摩多羅神、赤山明神、新羅明神、牛頭天王、宇賀神…記紀や風土記には出てこない神々だ。その名すらご存じない方も多いだろう。それもその筈、古代日本には存在せず、多くは中世以降に渡来し、日本で変容を重ねた神々なのだ。先行研究はいくつかあったにせよ、中世神話の研究者、山本ひろ子氏が二十年前にその著書「異神」で光をあてるまで、これらの神々は歴史の画期の狭間に埋もれており、目を凝らしても僕たちの視界に入ってこなかったのである。およそ人が振り向かない物事に関心が向くのは僕の性分なのだが、掘れば掘ったで次々に面白いことに行きあたるのでやめられない。渡来神を祀る聖地もそのひとつだ。
新羅善神堂は、園城寺(三井寺)の守護神とされる新羅明神を祀っている。当の園城寺の境内にはなく、なぜか北に五百メートルほど行った先の丘の上にある。園城寺を出て、湖岸をしばらく行く。大津市役所の先を左に折れ、またすぐに左に入る。奥には壬申の乱で無念を喞った大友皇子、後に諡された弘文天皇の陵がある。その手前に立つ鳥居が新羅善神堂の入口だ。
弘文天皇 長等山前陵
鬱蒼とした森の中に参道がある。突き当たりの巨樹の前まで進み、右側を望むとそこは原っぱのように開けており、初夏の風に樹々の葉が揺れている。とても気持ちのよい場所である。三井寺は大勢の観光客で賑わっていたが、ここに人の気配はなく、ひっそりとしている。正面奥に鎮座するのが新羅善神堂だ。
脇に案内板が立つ。
「堂は三間四方の流れ造り。屋根は桧皮葺きの美しい建物で、国宝に指定されている。暦応3年(1339)足利尊氏が再建した。新羅明神は園城寺開祖智証大師の守護神で、本尊新羅明神坐像も国宝。源頼義の子義光がここで元服し新羅三郎義光となのったのは有名である」
元々は新羅神社、新羅明神と呼ばれていたらしいが、明治の神仏分離令で国に接収され、現在の名前にあらためられたという。

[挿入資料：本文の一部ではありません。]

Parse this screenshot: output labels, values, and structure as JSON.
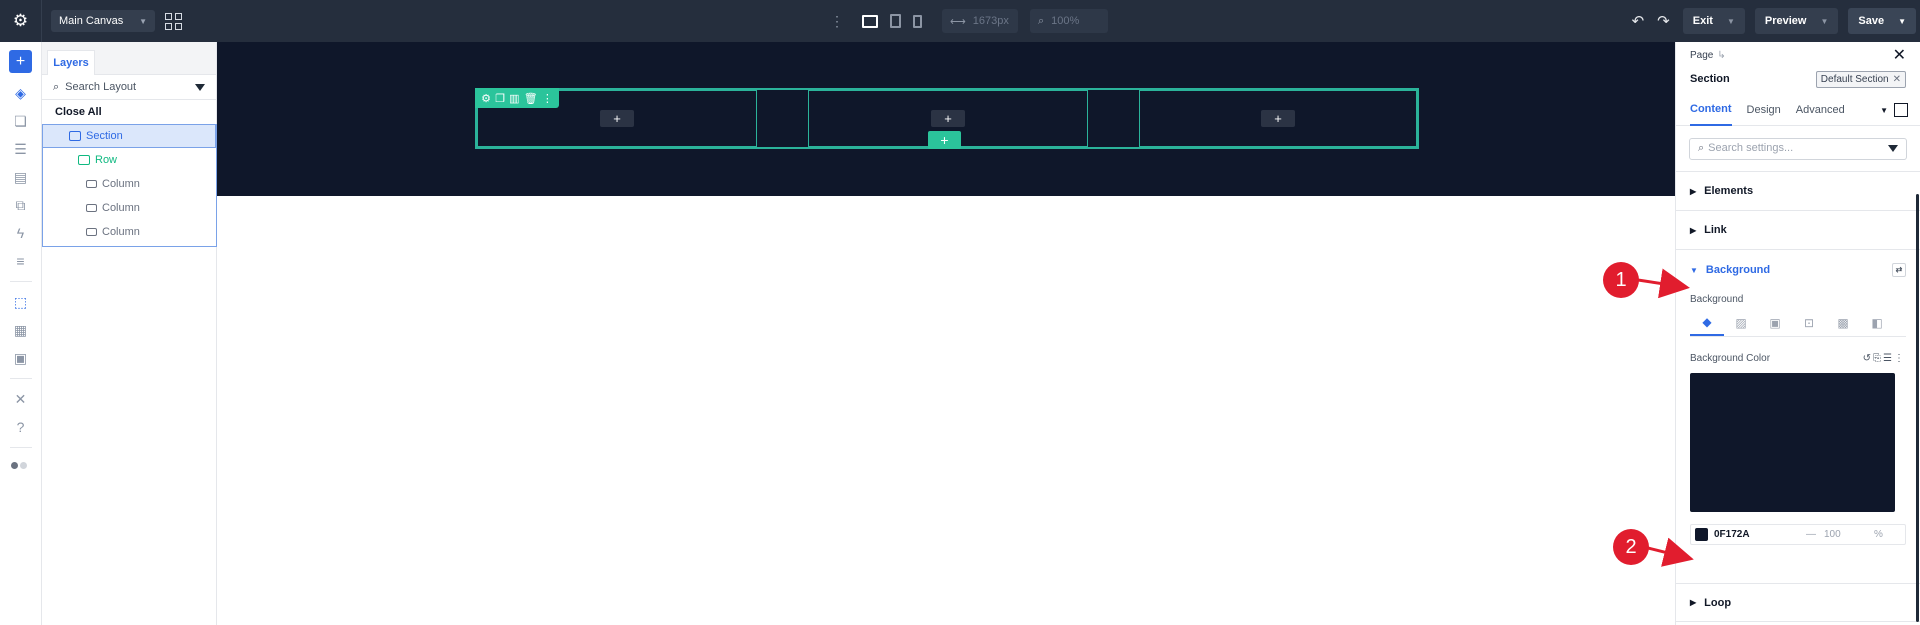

堂は瑞垣に遮られて格子の間から様子を窺うしかなく、全容がよく見えない。だが、そのつくりは禅宗様の影響を受けた非常にシックなものであり、慈照寺の銀閣を思わせる。
堂内には、これも国宝の木造新羅明神坐像が安置されているというが、本来は伝法灌頂を受けなければお目にかかれないもので、何度か公開されてはいるが、人の目に触れることが滅多にない秘神である。

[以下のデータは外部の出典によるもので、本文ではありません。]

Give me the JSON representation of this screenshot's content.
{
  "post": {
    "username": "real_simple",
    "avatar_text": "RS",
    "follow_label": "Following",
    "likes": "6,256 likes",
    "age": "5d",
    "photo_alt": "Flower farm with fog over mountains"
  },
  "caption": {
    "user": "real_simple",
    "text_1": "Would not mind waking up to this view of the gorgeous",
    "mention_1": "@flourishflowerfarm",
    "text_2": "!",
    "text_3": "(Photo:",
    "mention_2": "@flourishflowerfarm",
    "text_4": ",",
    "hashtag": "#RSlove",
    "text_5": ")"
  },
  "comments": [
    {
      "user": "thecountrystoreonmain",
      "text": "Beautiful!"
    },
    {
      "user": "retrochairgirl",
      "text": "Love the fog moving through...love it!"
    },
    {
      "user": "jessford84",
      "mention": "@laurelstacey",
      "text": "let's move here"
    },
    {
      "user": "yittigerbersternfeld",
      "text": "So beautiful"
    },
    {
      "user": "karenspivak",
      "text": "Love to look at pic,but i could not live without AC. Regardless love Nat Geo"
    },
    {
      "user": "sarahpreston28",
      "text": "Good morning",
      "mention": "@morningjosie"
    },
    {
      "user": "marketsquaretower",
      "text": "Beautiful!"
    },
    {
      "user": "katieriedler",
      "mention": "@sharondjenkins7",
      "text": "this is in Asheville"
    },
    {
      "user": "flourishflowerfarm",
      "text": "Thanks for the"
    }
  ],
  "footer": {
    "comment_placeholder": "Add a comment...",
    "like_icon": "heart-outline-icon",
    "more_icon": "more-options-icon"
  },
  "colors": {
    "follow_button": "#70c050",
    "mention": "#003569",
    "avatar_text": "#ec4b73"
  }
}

さて、新羅明神とはいったいどのような神なのだろうか。「園城寺龍華会縁起」によると、天台宗寺門派中興の祖、智証大師円珍が唐からの帰途、 老翁が船中に現れて自ら新羅明神と名のり、教法加護を約したとされている。これだけではよくわからないので資料をあたってみたのだが、これまた非常にややこしい代物だった。園城寺の開祖は大友皇子の皇子、与多王、本尊は弥勒菩薩だが、新羅明神はどうやら6、7世紀の新羅における弥勒信仰が下敷きになっているらしい。袴田光康氏の論考(出典1)を引こう。

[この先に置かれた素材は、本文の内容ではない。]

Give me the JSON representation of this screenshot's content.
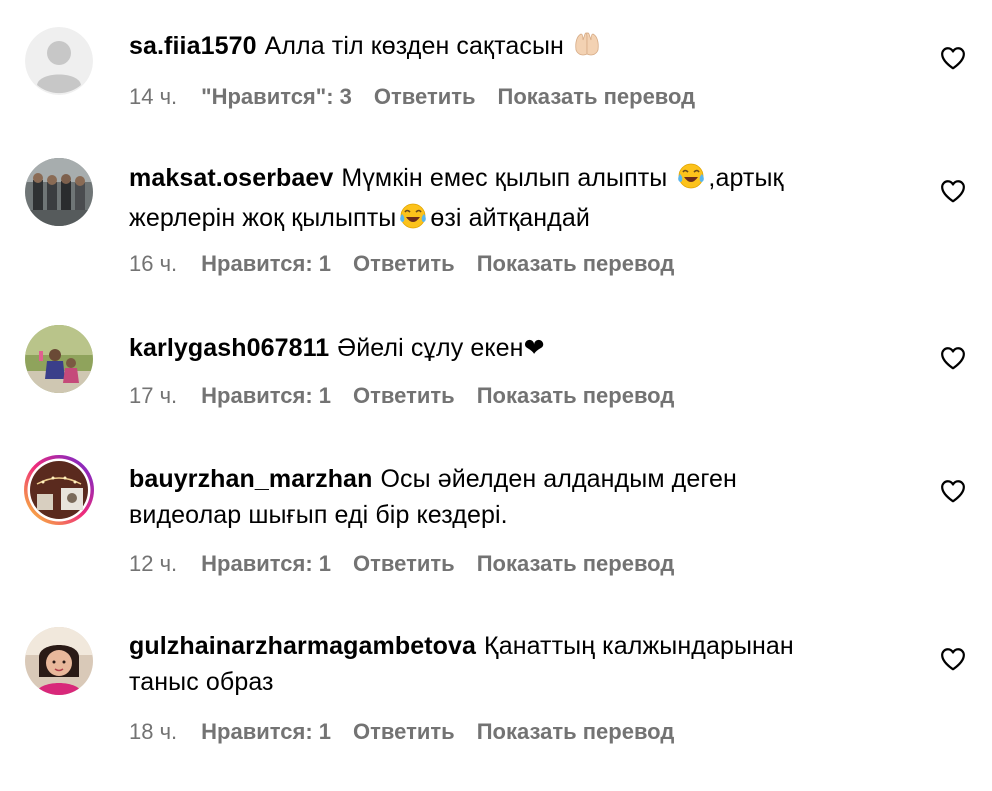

園城寺の由来に関する最も古い記述は 1062年に記された「園城寺龍華会縁起」である。それは新羅明神の海上出現譚、大友氏の氏寺創建伝承、教待説話(注1)という三つの要素から構成されている。それらに共通して見られるのは弥勒信仰であるが、特に教待説話において教待が、弥勒之化身として語られていることは特筆される。日本の仏教説話では、観音が化身する話が多く、弥勒が生身の人間に化身するという信仰は特異なものだからである。それならば「弥勒の化身」という発想はどこから齎されたのであろうか。それは 6、7世紀における新羅の弥勒信仰の影響を受けたものと考えられる。(中略)園城寺の伝承は 円珍を由来譚に取り込む中で、弥勒の護法神を円珍の護法神へと変換し、更に円珍と護法神の関係を神功皇后と塩土老翁に重ねることで、新羅明神を護法神から護国神へと据え直していったのである。新羅明神という異国の神の名も、新羅の神を祀ることで新羅の外患を調伏することを期したからであると考えられる。その意味では 新羅明神は、円仁派の赤山明神に対抗する神などではなかった。新羅明神は、新羅の山神に起源を持ちながら 自らの故郷である新羅の神々に対抗するという矛盾した役割を負わされた神である。それは、外来の神を日本の護国の神として仏教的に習合していく平安仏教の国風化の中で、新たに生み出された神であったとも言えるだろう。
諸説あるのだが、もっとも説得力のあった説は上記のようなものだ。園城寺の古名は大友村主寺だが、大友氏は当地一帯を治めていた渡来系豪族であり、新羅の祖神を祀ったとしてもおかしくはない。また、中興の僧、円珍自身が、新羅系渡来人の末裔だったとの指摘もある。園城寺はその創建の頃から新羅と深い関わりを持っていたのである。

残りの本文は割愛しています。